The NFL’s PED policy has been labeled a bit harsh over the years, with many players receiving random drug testing after amazing performances on the field. For example, punter Pat McAfee was given a notification for a random test after hitting a 65-yard punt in the preseason and a hell of a tackle on a return. Safety Julian Blackmon had a great rookie year in 2020 and received three “random” tests in a single week. So what exactly is the NFL’s PED policy and how are players punished for violating it?
NFL’s PED policy
The NFL’s PED policy prohibits the use of anabolic or androgenic steroids, including exogenous testosterone. This includes any type of steroid that anyone can purchase online. Stimulants and human/animal growth hormones (both natural and synthetic) are also illegal. Under the PED policy, players, coaches, athletic trainers, and agents are not allowed to supply, use, or encourage the use of PEDs.
The PED policy is in place because the league finds them to threaten the fairness and integrity of the game, as not everyone is willing to use them and it can give a physical advantage to the users.

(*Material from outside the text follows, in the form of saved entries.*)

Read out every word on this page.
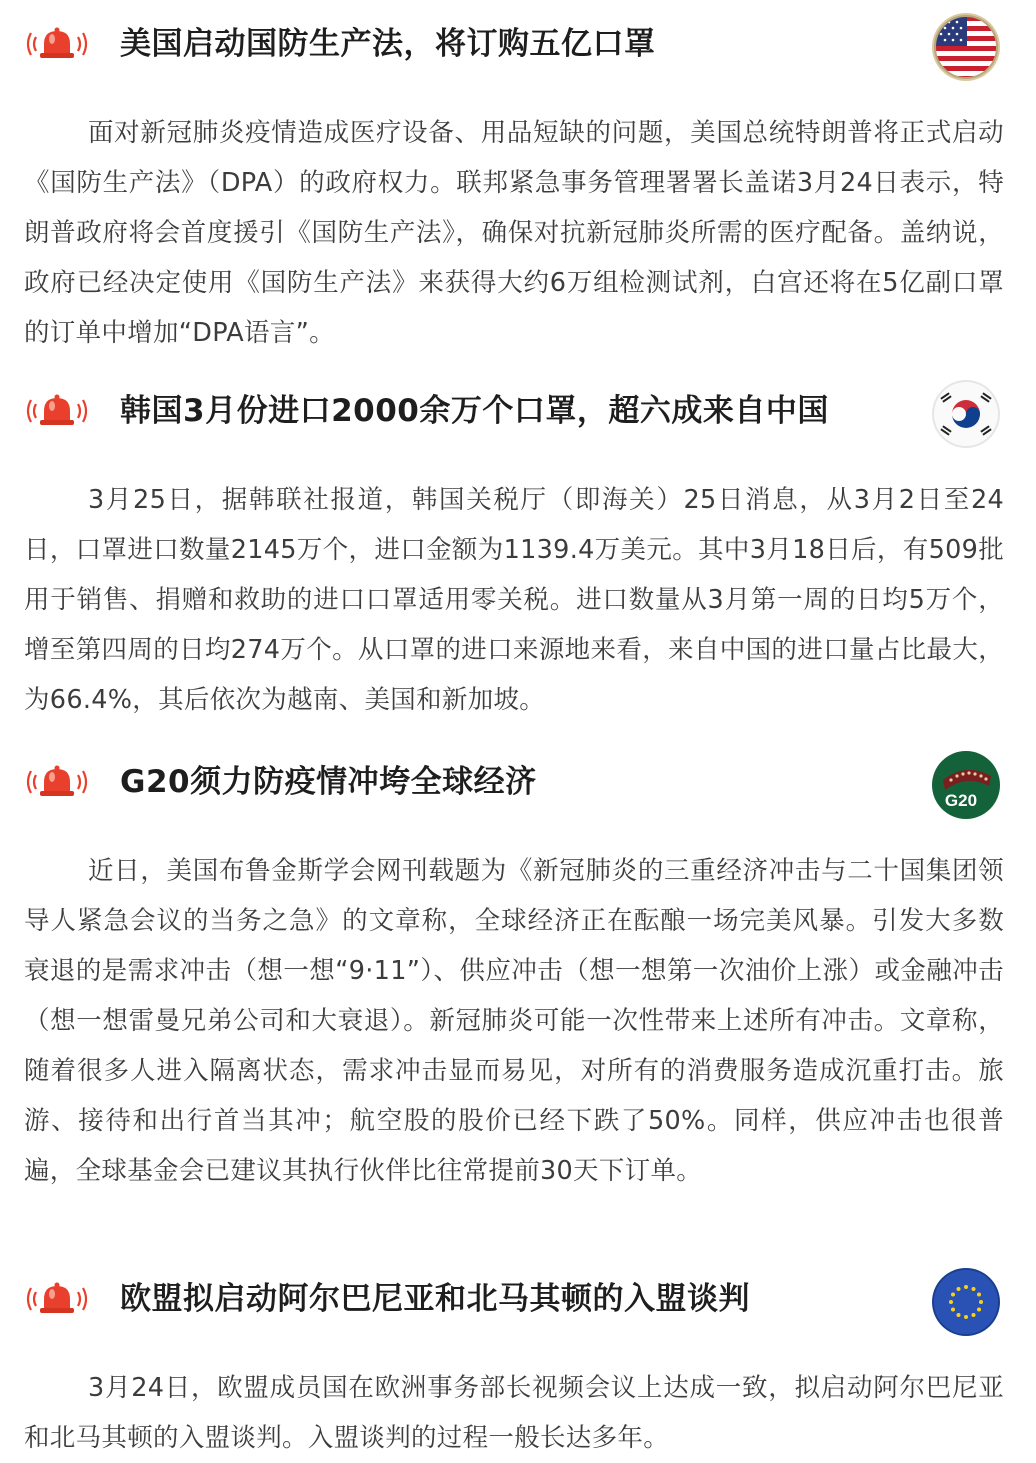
美国启动国防生产法，将订购五亿口罩

面对新冠肺炎疫情造成医疗设备、用品短缺的问题，美国总统特朗普将正式启动《国防生产法》（DPA）的政府权力。联邦紧急事务管理署署长盖诺3月24日表示，特朗普政府将会首度援引《国防生产法》，确保对抗新冠肺炎所需的医疗配备。盖纳说，政府已经决定使用《国防生产法》来获得大约6万组检测试剂，白宫还将在5亿副口罩的订单中增加“DPA语言”。

韩国3月份进口2000余万个口罩，超六成来自中国

3月25日，据韩联社报道，韩国关税厅（即海关）25日消息，从3月2日至24日，口罩进口数量2145万个，进口金额为1139.4万美元。其中3月18日后，有509批用于销售、捐赠和救助的进口口罩适用零关税。进口数量从3月第一周的日均5万个，增至第四周的日均274万个。从口罩的进口来源地来看，来自中国的进口量占比最大，为66.4%，其后依次为越南、美国和新加坡。

G20须力防疫情冲垮全球经济
G20

近日，美国布鲁金斯学会网刊载题为《新冠肺炎的三重经济冲击与二十国集团领导人紧急会议的当务之急》的文章称，全球经济正在酝酿一场完美风暴。引发大多数衰退的是需求冲击（想一想“9·11”）、供应冲击（想一想第一次油价上涨）或金融冲击（想一想雷曼兄弟公司和大衰退）。新冠肺炎可能一次性带来上述所有冲击。文章称，随着很多人进入隔离状态，需求冲击显而易见，对所有的消费服务造成沉重打击。旅游、接待和出行首当其冲；航空股的股价已经下跌了50%。同样，供应冲击也很普遍，全球基金会已建议其执行伙伴比往常提前30天下订单。

欧盟拟启动阿尔巴尼亚和北马其顿的入盟谈判

3月24日，欧盟成员国在欧洲事务部长视频会议上达成一致，拟启动阿尔巴尼亚和北马其顿的入盟谈判。入盟谈判的过程一般长达多年。
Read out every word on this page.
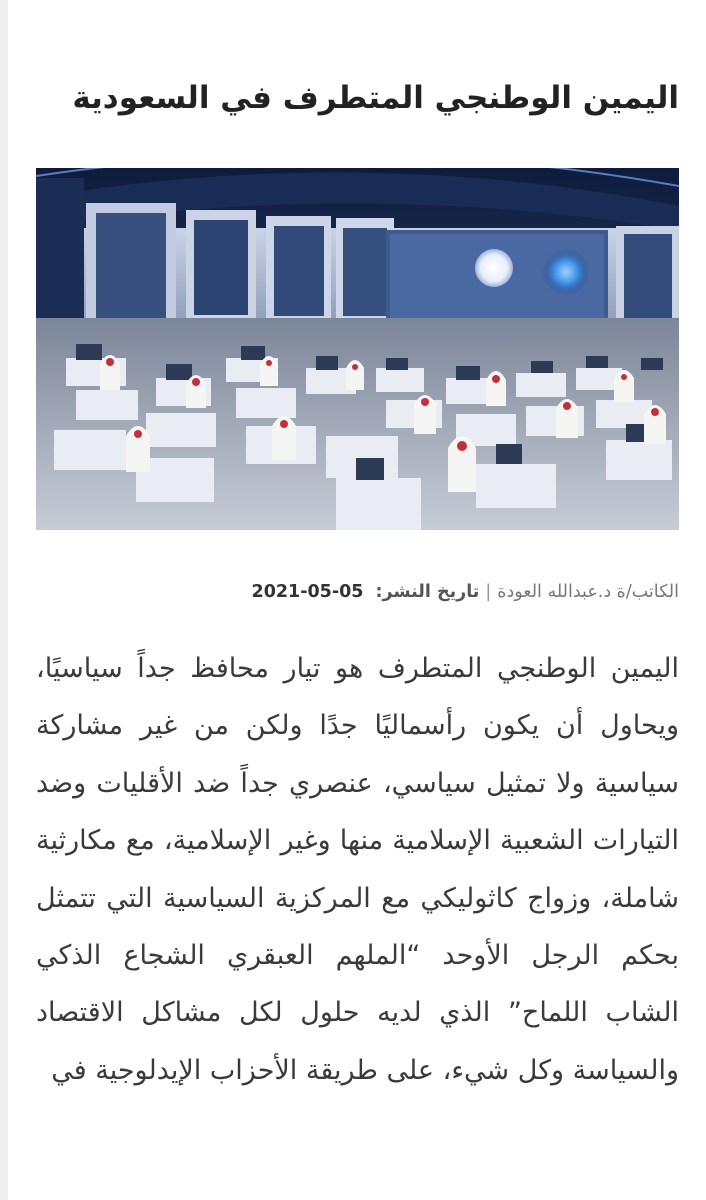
اليمين الوطنجي المتطرف في السعودية
الكاتب/ة د.عبدالله العودة
|
تاريخ النشر:
2021-05-05

اليمين الوطنجي المتطرف هو تيار محافظ جداً سياسيًا، ويحاول أن يكون رأسماليًا جدًا ولكن من غير مشاركة سياسية ولا تمثيل سياسي، عنصري جداً ضد الأقليات وضد التيارات الشعبية الإسلامية منها وغير الإسلامية، مع مكارثية شاملة، وزواج كاثوليكي مع المركزية السياسية التي تتمثل بحكم الرجل الأوحد “الملهم العبقري الشجاع الذكي الشاب اللماح” الذي لديه حلول لكل مشاكل الاقتصاد والسياسة وكل شيء، على طريقة الأحزاب الإيدلوجية في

Most violations of the PED policy come from urine samples during both scheduled and random testing. A first violation of the policy can warrant up to a six-game suspension without pay (the average is usually four games). The use of a masking agent is a two-game suspension. The use of steroids, stimulants, or HGH is a four-game suspension. Any attempt to manipulate a test is six games. A second violation is 10 games and a third violation can be a season-long suspension, sometimes two.
If a player fails a test during the offseason, there are usually no suspensions, but the league does make them complete a substance abuse program. Players can appeal any suspension and commissioner Roger Goodell has a final ruling.

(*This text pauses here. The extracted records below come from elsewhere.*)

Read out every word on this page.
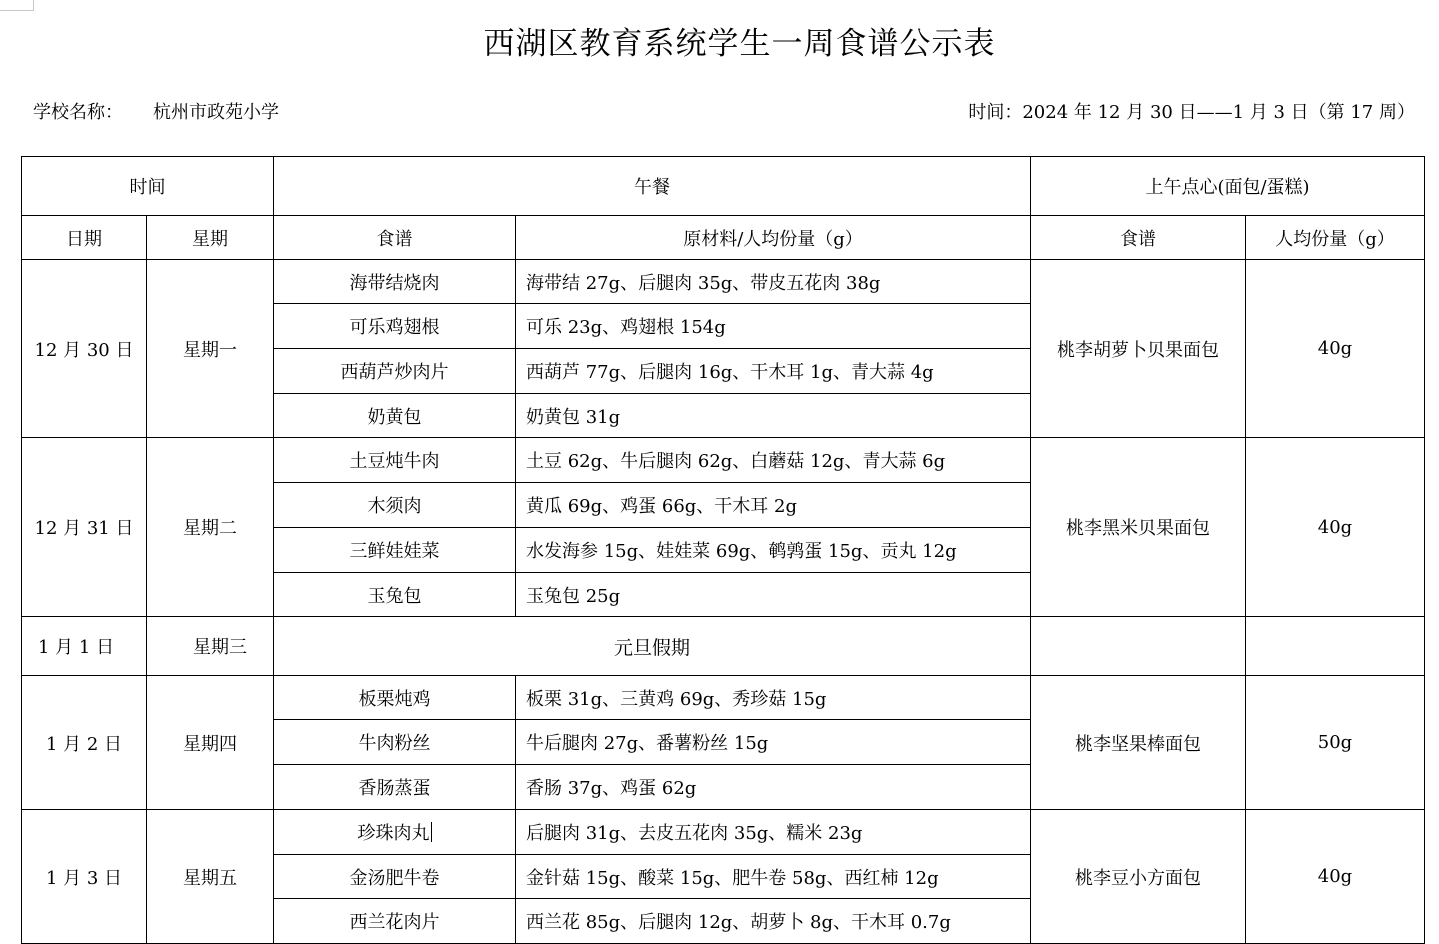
西湖区教育系统学生一周食谱公示表
学校名称： 杭州市政苑小学	时间：2024 年 12 月 30 日——1 月 3 日（第 17 周）
时间		午餐		上午点心(面包/蛋糕)	
日期	星期	食谱	原材料/人均份量（g）	食谱	人均份量（g）
12 月 30 日	星期一	海带结烧肉	海带结 27g、后腿肉 35g、带皮五花肉 38g	桃李胡萝卜贝果面包	40g
		可乐鸡翅根	可乐 23g、鸡翅根 154g		
		西葫芦炒肉片	西葫芦 77g、后腿肉 16g、干木耳 1g、青大蒜 4g		
		奶黄包	奶黄包 31g		
12 月 31 日	星期二	土豆炖牛肉	土豆 62g、牛后腿肉 62g、白蘑菇 12g、青大蒜 6g	桃李黑米贝果面包	40g
		木须肉	黄瓜 69g、鸡蛋 66g、干木耳 2g		
		三鲜娃娃菜	水发海参 15g、娃娃菜 69g、鹌鹑蛋 15g、贡丸 12g		
		玉兔包	玉兔包 25g		
1 月 1 日	星期三	元旦假期			
1 月 2 日	星期四	板栗炖鸡	板栗 31g、三黄鸡 69g、秀珍菇 15g	桃李坚果棒面包	50g
		牛肉粉丝	牛后腿肉 27g、番薯粉丝 15g		
		香肠蒸蛋	香肠 37g、鸡蛋 62g		
1 月 3 日	星期五	珍珠肉丸	后腿肉 31g、去皮五花肉 35g、糯米 23g	桃李豆小方面包	40g
		金汤肥牛卷	金针菇 15g、酸菜 15g、肥牛卷 58g、西红柿 12g		
		西兰花肉片	西兰花 85g、后腿肉 12g、胡萝卜 8g、干木耳 0.7g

The recreational drug policy (marijuana, alcohol, etc) falls under a different guideline and is sometimes confused for the PED policy. With more states legalizing marijuana, the NFL has tweaked the policy accordingly. Between April 20th (4/20) and August 9th, the NFL does not test for weed. The THC threshold for a positive test has also been increased by almost 400%.
The first violation of this policy warrants going through the NFL’s drug program. A second violation is a two-game fine, the third is a four-game fine, the fourth is a four-game suspension, the fifth time is 10 games, and a sixth violation is a year-long suspension. WR Josh Gordon may just be the most popular player to have failed the recreational drug policy numerous times.